Rappelant que l’inhabitabilité du bien en l’état du fait de sa vétusté n’avait pu être constaté avant le transport sur les lieux, elle propose une indemnité inférieure à celle proposée à titre provisionnel, tenant compte d’un abattement de 20% pour vétusté.
En réplique, aux termes de ses conclusions du 26 mars 2024, la SCI KIM-HAK sollicite du juge de l’expropriation la fixation de l’indemnité principale à la somme de 960 336 euros, une indemnité de remploi de 97 033 euros outre 46 000 euros au titre de l’article 700 du code de procédure civile.
La SCI KIM-HAK souligne d’abord que l’emprise est située en bordure de l'[Adresse 16], grand axe reliant la rocade au centre-ville de Bordeaux, constituant un secteur du PLU 3.1 de Bordeaux Métropole, zone ouverte à la construction et aux destinations d’habitation dans un secteur dénommé [Localité 7] Soleil. Elle expose que la maison d’habitation érigée en 1958 est d’une surface de 166,42 m². Le terrain supporte une piscine de 11 m² avec terrasse dallée et une dépendance de 66 m² en bon état de conservation (mur et couvert) et présente une surface utile pondérée de 66 m² avec application d’un coefficient de pondération de 0.6. Elle indique que la maison est ancienne mais le clos et le couvert en très bon état et que l’intérieur nécessite une rénovation partielle. S’agissant de la date de référence, elle indique être d’accord avec la date du 6 mars 2020 de même que sur la qualification de terrain à bâtir.
Sur les termes de comparaison retenus par la FAB, la SCI KIM-HAK considère que ceux antérieurs à 2020 sont non pertinents sauf à actualiser les prix des cessions. Elle considère en outre que les termes de référence choisis sont nettement inférieurs aux moyennes du secteur. Elle ajoute que si l’expropriant considère que les termes de comparaison retenus en zone résidentielle ne sont pas comparables car situés dans une zone plus attractive, il n’en est rien car la zone UPZ7 est en elle-même attractive pour conférer des droits à construire importants, d’ailleurs recherchés par l’expropriant. Elle indique que certes l’emprise supporte un important vis-à-vis mais que celui-ci résulte précisément de l’expropriation dont a fait l’objet le terrain voisin permettant la construction d’un immeuble en R+5. Si elle admet que le manque d’entretien doit être pris en compte au titre de la vétusté, elle demande d’écarter les termes de comparaison produits par la FAB.
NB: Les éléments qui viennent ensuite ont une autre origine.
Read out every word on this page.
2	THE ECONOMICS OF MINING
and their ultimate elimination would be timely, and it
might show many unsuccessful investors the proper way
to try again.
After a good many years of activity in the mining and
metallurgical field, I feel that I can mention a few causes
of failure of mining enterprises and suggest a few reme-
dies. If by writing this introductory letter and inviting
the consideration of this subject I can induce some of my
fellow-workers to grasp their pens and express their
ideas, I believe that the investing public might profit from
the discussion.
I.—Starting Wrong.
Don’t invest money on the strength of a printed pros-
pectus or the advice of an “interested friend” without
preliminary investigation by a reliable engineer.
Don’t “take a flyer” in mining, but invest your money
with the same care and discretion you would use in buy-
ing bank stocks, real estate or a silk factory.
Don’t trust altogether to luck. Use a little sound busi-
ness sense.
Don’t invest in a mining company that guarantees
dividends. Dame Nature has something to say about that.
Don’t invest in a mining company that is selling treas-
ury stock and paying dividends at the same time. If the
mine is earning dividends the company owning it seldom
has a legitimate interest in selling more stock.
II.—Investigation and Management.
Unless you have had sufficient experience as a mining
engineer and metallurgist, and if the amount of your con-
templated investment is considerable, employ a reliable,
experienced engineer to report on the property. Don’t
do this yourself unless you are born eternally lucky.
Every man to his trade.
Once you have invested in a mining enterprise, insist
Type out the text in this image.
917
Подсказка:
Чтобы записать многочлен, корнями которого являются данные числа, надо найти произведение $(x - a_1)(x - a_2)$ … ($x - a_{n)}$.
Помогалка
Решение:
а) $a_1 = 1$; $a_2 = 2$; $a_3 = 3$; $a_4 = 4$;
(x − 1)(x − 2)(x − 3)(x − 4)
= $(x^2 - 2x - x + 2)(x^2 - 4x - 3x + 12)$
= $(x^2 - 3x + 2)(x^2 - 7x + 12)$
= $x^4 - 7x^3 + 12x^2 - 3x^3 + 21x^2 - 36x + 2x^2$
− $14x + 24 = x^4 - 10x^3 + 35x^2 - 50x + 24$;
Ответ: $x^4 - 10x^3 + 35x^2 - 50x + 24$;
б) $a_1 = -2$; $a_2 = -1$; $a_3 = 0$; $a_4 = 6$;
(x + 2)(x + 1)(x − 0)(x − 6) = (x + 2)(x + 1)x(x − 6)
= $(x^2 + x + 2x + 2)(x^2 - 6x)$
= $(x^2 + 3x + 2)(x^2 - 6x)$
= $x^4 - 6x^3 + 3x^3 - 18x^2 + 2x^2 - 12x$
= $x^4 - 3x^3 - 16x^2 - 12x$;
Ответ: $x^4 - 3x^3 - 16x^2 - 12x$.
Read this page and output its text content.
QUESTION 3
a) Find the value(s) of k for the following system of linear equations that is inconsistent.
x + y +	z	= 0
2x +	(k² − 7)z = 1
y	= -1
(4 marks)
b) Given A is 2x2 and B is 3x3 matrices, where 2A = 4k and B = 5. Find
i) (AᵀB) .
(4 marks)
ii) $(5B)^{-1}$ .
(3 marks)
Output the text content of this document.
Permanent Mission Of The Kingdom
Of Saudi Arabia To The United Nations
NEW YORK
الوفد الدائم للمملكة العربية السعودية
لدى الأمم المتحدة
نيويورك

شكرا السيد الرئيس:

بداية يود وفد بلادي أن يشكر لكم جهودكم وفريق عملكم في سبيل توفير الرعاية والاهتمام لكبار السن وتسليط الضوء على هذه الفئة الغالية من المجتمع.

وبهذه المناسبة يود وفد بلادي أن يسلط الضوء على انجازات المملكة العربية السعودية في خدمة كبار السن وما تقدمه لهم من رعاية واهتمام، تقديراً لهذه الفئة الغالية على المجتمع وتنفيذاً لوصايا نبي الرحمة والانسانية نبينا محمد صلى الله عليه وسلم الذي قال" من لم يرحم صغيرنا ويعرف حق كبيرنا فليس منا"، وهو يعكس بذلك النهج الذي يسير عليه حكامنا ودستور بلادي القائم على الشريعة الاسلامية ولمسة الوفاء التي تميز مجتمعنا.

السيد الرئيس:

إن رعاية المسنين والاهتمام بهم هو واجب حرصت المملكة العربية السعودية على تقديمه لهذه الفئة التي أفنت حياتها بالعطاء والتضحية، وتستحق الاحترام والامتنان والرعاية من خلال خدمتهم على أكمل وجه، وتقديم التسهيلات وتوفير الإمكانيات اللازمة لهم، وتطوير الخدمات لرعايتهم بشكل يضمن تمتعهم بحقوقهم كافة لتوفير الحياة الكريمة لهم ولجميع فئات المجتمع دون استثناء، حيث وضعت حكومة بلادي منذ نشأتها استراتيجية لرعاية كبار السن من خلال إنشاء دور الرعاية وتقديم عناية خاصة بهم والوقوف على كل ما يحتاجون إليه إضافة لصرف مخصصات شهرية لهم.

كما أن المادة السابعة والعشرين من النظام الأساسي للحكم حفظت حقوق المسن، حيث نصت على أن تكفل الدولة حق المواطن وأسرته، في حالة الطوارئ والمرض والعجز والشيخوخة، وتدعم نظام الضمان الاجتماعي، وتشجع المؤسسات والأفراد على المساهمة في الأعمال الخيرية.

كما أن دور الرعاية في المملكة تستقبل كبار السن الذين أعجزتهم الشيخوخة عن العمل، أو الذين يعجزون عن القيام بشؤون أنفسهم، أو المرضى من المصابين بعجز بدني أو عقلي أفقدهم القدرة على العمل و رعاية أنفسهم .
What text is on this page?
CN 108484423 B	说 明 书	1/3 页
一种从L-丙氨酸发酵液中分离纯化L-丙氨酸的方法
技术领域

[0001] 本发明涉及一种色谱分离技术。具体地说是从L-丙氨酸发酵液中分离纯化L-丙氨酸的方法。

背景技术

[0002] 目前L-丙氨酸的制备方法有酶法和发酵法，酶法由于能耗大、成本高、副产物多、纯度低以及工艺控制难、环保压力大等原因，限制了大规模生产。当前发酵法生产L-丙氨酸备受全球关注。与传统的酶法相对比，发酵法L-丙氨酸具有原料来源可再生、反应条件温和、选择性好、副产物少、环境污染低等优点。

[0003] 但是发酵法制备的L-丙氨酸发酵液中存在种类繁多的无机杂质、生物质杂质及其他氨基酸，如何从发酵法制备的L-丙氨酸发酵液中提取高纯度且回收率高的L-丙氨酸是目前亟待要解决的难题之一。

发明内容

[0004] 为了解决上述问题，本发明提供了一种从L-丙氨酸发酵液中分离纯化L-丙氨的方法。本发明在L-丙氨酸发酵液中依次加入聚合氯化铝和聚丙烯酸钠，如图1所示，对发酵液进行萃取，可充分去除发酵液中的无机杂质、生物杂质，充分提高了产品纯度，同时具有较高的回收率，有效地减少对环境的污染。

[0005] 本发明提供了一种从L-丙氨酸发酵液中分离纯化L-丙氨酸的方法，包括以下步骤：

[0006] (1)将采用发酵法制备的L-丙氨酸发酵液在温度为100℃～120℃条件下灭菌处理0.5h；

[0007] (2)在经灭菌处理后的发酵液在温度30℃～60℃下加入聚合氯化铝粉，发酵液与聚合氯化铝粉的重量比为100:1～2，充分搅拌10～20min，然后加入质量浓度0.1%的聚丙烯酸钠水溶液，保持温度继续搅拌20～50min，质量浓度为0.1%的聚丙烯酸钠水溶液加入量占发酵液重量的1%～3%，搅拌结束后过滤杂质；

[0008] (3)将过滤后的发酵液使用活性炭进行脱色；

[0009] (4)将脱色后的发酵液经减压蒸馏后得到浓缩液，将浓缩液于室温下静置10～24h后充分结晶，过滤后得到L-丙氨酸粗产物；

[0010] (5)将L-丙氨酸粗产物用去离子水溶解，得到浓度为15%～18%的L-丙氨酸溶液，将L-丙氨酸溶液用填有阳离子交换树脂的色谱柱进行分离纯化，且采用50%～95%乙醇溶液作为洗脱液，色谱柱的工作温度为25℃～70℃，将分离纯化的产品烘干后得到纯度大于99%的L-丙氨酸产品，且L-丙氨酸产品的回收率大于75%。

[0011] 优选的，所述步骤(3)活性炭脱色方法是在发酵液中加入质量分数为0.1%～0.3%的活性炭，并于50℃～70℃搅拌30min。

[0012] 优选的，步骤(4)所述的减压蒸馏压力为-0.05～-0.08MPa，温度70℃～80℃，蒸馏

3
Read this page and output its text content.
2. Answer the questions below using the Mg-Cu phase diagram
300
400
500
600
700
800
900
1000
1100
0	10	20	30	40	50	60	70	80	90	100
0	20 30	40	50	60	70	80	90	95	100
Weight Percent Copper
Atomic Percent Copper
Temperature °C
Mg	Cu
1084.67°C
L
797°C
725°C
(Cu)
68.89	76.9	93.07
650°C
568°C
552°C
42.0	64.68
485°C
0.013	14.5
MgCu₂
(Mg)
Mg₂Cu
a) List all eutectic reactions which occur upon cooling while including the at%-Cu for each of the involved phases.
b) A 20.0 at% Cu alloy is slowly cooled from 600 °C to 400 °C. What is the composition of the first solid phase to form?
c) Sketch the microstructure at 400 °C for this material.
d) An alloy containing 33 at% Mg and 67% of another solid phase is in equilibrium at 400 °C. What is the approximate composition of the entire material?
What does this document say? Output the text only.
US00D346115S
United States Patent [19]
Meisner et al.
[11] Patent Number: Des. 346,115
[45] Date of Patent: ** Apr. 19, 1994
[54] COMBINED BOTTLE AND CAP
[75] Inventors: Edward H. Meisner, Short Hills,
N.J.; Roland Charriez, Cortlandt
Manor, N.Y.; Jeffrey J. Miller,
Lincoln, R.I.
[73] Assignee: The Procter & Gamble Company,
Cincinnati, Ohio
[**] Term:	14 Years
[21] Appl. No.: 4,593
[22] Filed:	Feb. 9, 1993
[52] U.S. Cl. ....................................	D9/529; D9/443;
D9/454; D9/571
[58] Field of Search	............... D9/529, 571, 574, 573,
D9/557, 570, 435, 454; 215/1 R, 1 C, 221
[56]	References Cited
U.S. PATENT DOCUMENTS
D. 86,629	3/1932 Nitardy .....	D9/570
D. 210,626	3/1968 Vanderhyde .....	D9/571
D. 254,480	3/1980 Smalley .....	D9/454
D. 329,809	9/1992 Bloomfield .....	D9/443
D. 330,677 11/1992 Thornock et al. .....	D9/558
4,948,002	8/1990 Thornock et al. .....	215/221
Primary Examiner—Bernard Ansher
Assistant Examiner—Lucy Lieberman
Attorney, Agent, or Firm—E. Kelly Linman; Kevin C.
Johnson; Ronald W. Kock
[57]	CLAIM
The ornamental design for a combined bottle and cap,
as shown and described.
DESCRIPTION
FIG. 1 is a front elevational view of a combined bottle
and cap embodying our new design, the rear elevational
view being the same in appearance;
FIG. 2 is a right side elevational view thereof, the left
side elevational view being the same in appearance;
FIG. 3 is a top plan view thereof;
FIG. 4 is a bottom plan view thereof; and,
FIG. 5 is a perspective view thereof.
Concernant la méthode d’évaluation, elle indique que l’expert mandaté par la FAB a procédé à une évaluation à partir de trois méthodes distinctes en soulignant que les trois méthodes aboutissent à une évaluation convergente ; la méthode par comparaison des biens ayant fait l’objet d’une expropriation permet de tenir compte de biens ayant fait l’objet d’une expropriation dans le cadre de la même opération d’aménagement, tous préemptés par [Localité 6] Métropole (sur ce point, la FAB conteste qu’il s’agisse de biens expropriés dans le cadre de la même opération, les cessions étant antérieures à la DUP). La SCI indique que les biens sont situés le long de l'[Adresse 16] et de l'[Adresse 15] et que l’intérêt de cette analyse est de tenir compte de l’aménagement de la zone. L’expert propose également la méthode par comparaison de bâti-intégré et retient 11 valeurs de références, auxquelles l’exproprié ajoute 7 autres valeurs. Enfin, l’expert propose de retenir la méthode sol et construction qui consiste à distinguer la valeur du terrain et la valeur du bâti. Au final, la SCI KIM-HAK propose de retenir la méthode par comparaison bâti-terrain intégré qui apparaît être la plus sûre à utiliser, spécialement en présence de nombreux termes de comparaison.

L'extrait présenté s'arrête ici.